Marketing Analysis: Foundations for Great Analysis

Updated: October 23, 2009

One of the most commonly cited benefits of implementing a marketing automation system is the opportunity to improve your organization's ability to analyze marketing effectiveness. This is indeed possible, and provides a powerful advantage to organizations who are successful. However the final outcome of great marketing dashboards rests on a strong foundation of data. Ensuring that the data you need is available, cleansed, and normalized is critical to generating the analysis you need.
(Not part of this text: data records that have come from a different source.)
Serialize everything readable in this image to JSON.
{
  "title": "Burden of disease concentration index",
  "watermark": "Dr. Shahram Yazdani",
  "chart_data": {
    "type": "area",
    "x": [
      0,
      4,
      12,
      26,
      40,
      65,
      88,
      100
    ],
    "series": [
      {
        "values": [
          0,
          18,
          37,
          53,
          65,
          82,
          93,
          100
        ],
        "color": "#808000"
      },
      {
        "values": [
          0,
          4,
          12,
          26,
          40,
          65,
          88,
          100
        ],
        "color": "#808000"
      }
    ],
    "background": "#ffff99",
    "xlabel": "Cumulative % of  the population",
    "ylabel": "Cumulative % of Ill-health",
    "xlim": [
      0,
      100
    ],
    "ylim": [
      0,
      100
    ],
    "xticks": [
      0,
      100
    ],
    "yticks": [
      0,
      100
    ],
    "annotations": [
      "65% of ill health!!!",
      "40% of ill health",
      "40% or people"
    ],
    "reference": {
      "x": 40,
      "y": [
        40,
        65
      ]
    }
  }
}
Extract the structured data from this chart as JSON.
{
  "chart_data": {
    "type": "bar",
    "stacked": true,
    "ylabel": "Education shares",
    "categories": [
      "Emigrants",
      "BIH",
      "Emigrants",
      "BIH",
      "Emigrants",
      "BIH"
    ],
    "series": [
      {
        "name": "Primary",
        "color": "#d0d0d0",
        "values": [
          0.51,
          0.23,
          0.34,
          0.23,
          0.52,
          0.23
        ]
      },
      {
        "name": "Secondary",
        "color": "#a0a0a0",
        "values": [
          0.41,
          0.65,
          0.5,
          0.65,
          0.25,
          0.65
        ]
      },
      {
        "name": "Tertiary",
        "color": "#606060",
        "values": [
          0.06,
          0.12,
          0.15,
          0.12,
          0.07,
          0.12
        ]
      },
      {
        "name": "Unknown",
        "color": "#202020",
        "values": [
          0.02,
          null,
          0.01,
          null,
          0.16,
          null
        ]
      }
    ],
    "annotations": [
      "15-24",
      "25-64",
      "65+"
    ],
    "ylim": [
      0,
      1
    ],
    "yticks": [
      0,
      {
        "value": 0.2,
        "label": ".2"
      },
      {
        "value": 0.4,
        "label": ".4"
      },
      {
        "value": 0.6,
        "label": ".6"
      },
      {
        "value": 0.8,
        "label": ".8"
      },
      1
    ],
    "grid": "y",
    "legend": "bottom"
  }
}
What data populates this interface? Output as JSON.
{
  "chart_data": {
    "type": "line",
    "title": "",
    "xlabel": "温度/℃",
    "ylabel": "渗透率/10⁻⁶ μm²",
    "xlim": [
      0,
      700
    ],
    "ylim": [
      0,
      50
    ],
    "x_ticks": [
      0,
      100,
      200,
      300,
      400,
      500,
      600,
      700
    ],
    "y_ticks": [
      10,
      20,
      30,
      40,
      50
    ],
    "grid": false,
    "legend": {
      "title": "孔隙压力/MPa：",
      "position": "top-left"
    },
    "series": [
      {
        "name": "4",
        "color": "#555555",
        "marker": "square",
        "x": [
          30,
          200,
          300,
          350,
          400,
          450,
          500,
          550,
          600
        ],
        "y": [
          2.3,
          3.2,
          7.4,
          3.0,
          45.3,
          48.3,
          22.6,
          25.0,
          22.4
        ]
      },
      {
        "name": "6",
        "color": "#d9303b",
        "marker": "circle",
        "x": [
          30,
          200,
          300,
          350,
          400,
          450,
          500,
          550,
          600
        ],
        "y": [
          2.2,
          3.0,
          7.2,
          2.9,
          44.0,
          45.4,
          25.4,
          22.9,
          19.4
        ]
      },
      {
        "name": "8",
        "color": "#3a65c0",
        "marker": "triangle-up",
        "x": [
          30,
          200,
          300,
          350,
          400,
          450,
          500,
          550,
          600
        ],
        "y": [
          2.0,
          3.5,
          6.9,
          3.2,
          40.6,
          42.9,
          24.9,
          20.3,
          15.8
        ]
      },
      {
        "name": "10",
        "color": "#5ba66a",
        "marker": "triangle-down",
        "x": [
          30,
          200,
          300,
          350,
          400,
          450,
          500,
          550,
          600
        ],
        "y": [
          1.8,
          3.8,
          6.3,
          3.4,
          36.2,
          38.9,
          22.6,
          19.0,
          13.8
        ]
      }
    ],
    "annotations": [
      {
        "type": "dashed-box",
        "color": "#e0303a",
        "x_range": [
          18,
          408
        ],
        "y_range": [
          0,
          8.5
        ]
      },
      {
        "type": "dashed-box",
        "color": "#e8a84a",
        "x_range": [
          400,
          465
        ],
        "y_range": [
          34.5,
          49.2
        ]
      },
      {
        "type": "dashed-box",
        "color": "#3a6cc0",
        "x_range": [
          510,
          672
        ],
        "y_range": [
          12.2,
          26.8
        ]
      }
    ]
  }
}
In evaluating a marketing automation software investment, it's crucial to look at this overall stack and ensure that you will be able to access the right sources of data, keep that data clean, and then build an analysis framework on top of that. In this post, we'll look at the key foundational elements of good analysis.

Data Sources:

The first part of this foundation is having the data that you need. Without the right data, analysis is impossible, so this forms the first key area to evaluate, even before looking at any reports or analytics. The following examples give you a sense of the types of data you might need available within your marketing automation system in order to perform certain types of analysis:

Product Purchase History: an analysis of whether individuals who bought product A are more responsive to messages about product B, or product C, would require you to integrate and store information about product purchase history within your marketing automation system

Social Media Effectiveness: understanding the effect of your social media efforts on buyer behavior requires you to track all key social media interactions with both known and unknown web visitors, and associate them back to purchase activity

Offline Activity: analyzing the effectiveness of offline activities, such as tradeshows or lunch seminars will require you to capture and track that information (registrants and attendees) within your marketing automation system

Each of these data sources is continually changing, so in thinking about your marketing automation choice, you'll need to ensure you have the needed integration capabilities in order to get any data that resides in external systems into your marketing automation platform.

Data Quality:

The next foundation for marketing analysis is data quality. By this, we mean the ability to manage duplicates, cleanse, and normalize data. As marketing data is continuously touched - by web forms, list uploads, event registrations, and white paper downloads - it is imperative to have a process in place to manage this data quality inline.

Some key aspects of data quality that can affect your ability to effectively analyze your marketing efforts are:

Duplication: identical or similar records of individual contacts or accounts need to be identified, matched, and merged. Without this, any measurements of lead count, campaign response, or segment size will be inaccurate or misleading.

Completeness: in many cases, the data in a marketing database is not complete. Records may be missing values, or the data in them is not up to date and accurate. If analysis relies on these field values, it will not be effective until that data is available. The ability of your marketing automation system to do progressive profiling, and gradually add needed data to contact records is crucial in ensuring that you have the needed data completeness in order to properly analyze your marketing effectiveness.

Normalization: Data within a field, such as title, role, industry, or geography must be normalized to standard values in order to effectively analyze it. For example, if analyzing the effectiveness of a campaign in driving response from senior executives, if job titles are not normalized, and "Vice President" is written as "VP", "V.P.", "VP of", "Vice Pres" or "Vice President", your resulting analysis will be almost impossible.

Great marketing analysis rests on a foundation of great data. The ability of the marketing automation software you select to obtain the needed data, and maintain it in a state of continuously improving data quality is key to your success, and should be a key part of your analysis in making your selection.